Já faz muito tempo que os filmes de animação deixaram de ser um programa somente para as crianças. Este filme é o produto de muitos artistas a trabalhar durante três anos, e interpretado através do olhar de Chiara Mastroianni que dá a voz à personagem de Marjane, a filha única de um casal culto; Catherine Deneuve com o papel de Sra. Satrapi; a neta adorada pela avó por Danielle Darieux e Simon Abkarian, cujas vozes deram ainda mais vida as personagens e a todos os que nos bastidores estiveram ocupados a desenhar, inserir a música, editar, etc.

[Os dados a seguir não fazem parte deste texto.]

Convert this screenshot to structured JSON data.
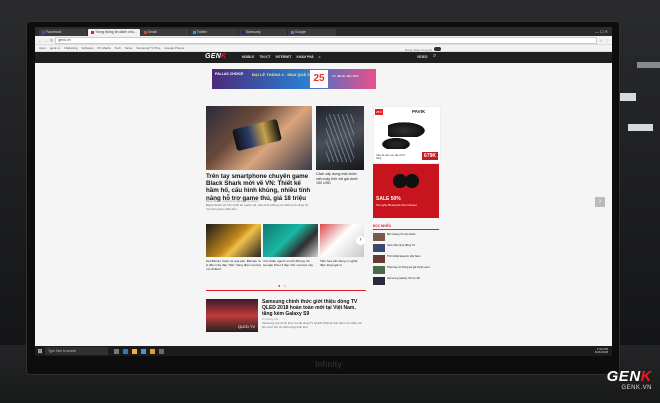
{
  "browser": {
    "tabs": [
      "Facebook",
      "Trong thông tin dành cho...",
      "Gmail",
      "Twitter",
      "Samsung",
      "Google"
    ],
    "url": "genk.vn",
    "bookmarks": [
      "Apps",
      "genk.vn",
      "Marketing",
      "Software",
      "PC Media",
      "Tech",
      "News",
      "Samsung TV Plus",
      "Google Photos"
    ]
  },
  "site": {
    "logo_prefix": "GEN",
    "logo_suffix": "K",
    "menu": [
      "MOBILE",
      "TIN ICT",
      "INTERNET",
      "KHÁM PHÁ",
      "≡"
    ],
    "video": "VIDEO",
    "login": "Đăng nhập với genk"
  },
  "banner": {
    "brand": "PALLAS CHOICE",
    "headline": "ĐẠI LỄ THÁNG 4 - MUA QUÀ SANG",
    "day": "25",
    "sub": "Ưu đãi lên đến 50%"
  },
  "hero": {
    "title": "Trên tay smartphone chuyên game Black Shark mới về VN: Thiết kế hầm hố, cấu hình khủng, nhiều tính năng hỗ trợ game thủ, giá 18 triệu",
    "meta": "Black Shark - smartphone gaming của Xiaomi",
    "sapo": "Black Shark sở hữu thiết kế mạnh mẽ, cấu hình khủng và nhiều tính năng hỗ trợ chơi game hấp dẫn."
  },
  "side_story": {
    "title": "Cách xây dựng một chiếc xiếc máy tính với giá dưới 150 USD"
  },
  "row2": [
    {
      "caption": "Giá Bitcoin Cash lọt quá sàn, Bitmain ra lò đầu máy đào \"độc\" dùng điện mà hoá mỏ đi đâu?"
    },
    {
      "caption": "Với nhiều người so bởi iPhone rồi Google Pixel 3 đẹp như concept này"
    },
    {
      "caption": "Tiền hoa văn động vì nghĩa điện thoại giá rẻ"
    }
  ],
  "news": {
    "badge": "QLED TV",
    "title": "Samsung chính thức giới thiệu dòng TV QLED 2018 hoàn toàn mới tại Việt Nam, tăng kèm Galaxy S9",
    "meta": "Tin quảng cáo",
    "sapo": "Samsung vừa chính thức ra mắt dòng TV QLED 2018 tại Việt Nam với nhiều cải tiến vượt trội về chất lượng hình ảnh."
  },
  "ad_pavik": {
    "discount": "25%",
    "brand": "PAVIK",
    "price": "679K",
    "text": "Giày da nam cao cấp chính hãng"
  },
  "ad_sale": {
    "headline": "SALE 50%",
    "sub": "Tai nghe Bluetooth Sennheiser"
  },
  "hot": {
    "heading": "ĐỌC NHIỀU",
    "items": [
      "Bùi Hoàng Vũ cán đoán",
      "Siêu Việt cộng đồng TV",
      "Thời khắc Esports Việt Nam",
      "Phát hay từ thông số giá Pixel Land",
      "Samsung Galaxy S9 ra mắt"
    ]
  },
  "taskbar": {
    "start": "⊞",
    "search": "Type here to search",
    "time": "1:52 PM",
    "date": "4/24/2018"
  },
  "monitor_brand": "Infinity",
  "watermark": {
    "big_prefix": "GEN",
    "big_suffix": "K",
    "small": "GENK.VN"
  }
}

Com traços simples, mas de composição complexa, passando longe de animações digitais e apelando para um lado “tradicionalista” da arte, “Persépolis” é o fruto daqueles que encorajaram Satrapi a publicar as suas novelas gráficas, muito populares entre os fãs da banda desenhada, e os seus colaboradores na realização do filme.

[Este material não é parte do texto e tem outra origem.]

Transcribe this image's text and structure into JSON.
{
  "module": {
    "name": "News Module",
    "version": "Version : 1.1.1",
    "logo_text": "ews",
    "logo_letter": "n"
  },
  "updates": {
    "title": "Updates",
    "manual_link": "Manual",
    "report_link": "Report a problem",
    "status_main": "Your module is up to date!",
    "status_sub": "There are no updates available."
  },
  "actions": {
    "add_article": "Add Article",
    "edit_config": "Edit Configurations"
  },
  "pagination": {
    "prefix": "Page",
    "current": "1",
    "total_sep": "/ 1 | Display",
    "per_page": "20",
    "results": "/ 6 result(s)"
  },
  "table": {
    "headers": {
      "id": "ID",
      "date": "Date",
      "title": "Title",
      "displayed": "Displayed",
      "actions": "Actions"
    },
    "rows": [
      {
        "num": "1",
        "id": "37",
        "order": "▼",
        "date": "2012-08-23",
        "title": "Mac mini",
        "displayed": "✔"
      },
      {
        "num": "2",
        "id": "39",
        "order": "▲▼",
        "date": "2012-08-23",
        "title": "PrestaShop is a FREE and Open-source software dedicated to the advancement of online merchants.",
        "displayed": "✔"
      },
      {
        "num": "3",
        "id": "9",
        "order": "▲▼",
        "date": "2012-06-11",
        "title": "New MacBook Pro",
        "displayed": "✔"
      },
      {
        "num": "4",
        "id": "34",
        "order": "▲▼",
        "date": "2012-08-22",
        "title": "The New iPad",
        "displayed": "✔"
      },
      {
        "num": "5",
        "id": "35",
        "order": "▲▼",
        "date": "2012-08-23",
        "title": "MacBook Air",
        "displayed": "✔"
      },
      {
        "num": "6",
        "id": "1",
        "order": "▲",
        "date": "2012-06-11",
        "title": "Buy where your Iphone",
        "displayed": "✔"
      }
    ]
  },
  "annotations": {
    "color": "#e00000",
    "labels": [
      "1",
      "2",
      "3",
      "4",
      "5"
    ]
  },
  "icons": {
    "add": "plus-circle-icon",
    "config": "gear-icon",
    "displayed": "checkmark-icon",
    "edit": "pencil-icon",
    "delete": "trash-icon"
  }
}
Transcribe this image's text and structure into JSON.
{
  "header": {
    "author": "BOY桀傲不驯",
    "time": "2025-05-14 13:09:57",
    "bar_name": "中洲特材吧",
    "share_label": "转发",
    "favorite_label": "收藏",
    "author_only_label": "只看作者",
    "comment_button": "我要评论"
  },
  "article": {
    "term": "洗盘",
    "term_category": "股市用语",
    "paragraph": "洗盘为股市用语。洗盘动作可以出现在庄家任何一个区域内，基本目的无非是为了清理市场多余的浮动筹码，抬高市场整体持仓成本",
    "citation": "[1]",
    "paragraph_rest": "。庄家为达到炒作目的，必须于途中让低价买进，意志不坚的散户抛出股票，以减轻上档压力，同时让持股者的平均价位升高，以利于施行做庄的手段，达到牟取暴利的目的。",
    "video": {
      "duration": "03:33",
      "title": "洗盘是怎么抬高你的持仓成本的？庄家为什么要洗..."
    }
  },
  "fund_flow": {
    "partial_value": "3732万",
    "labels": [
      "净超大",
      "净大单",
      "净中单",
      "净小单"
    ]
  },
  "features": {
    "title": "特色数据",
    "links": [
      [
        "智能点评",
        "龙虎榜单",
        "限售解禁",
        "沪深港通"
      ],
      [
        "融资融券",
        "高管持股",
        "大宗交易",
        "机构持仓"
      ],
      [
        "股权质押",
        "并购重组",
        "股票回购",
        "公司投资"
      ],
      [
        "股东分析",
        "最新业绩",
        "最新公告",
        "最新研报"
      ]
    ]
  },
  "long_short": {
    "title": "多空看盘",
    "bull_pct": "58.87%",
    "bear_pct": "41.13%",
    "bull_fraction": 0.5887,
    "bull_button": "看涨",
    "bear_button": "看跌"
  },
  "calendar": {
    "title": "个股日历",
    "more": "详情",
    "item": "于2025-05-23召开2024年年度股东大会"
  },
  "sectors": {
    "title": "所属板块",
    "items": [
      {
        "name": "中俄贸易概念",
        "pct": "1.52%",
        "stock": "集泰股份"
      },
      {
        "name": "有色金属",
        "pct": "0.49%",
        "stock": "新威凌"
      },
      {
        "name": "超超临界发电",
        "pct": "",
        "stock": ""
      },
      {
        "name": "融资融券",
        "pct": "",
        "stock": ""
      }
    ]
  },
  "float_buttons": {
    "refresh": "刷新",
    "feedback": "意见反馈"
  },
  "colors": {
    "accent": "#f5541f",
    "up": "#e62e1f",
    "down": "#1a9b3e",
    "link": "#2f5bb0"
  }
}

A força da arte de Satrapi conquistou o apoio de pessoas influentes, incluindo duas atrizes francesas conhecidas internacionalmente, e isso por sua vez ajudou o filme a entrar nos canais convencionais. No entanto, o trabalho desses artistas foi guiado pela ideologia artística e não pelo dinheiro ou fama.

Numa entrevista disponível na página da internet do “Persépolis”, Satrapi diz sobre sua parceria com Paronnaud:

“Sob muitas formas nós somos muito diferentes e até mesmo opostos, mas completamo-nos um ao outro ao fazermos este filme e mostramos que todas as baboseiras sobre Oriente e Ocidente e o choque cultural com que somos bombardeados não passam de um disparate.”

O filme é uma preciosa obra de arte. A sua forma minimalista parece ser a melhor maneira de contar uma história tão cheia de acontecimentos e importantes questões. A brevidade das palavras, a simplicidade dos desenhos e a economia de cores narram uma história compacta cheia de humor e reflexões. O que num outro contexto poderia ser considerado fraqueza artística, como a simplicidade ou por vezes mesmo a rudeza das linhas, a falta de cor e a clara franqueza do texto, são tudo virtudes de “Persépolis.”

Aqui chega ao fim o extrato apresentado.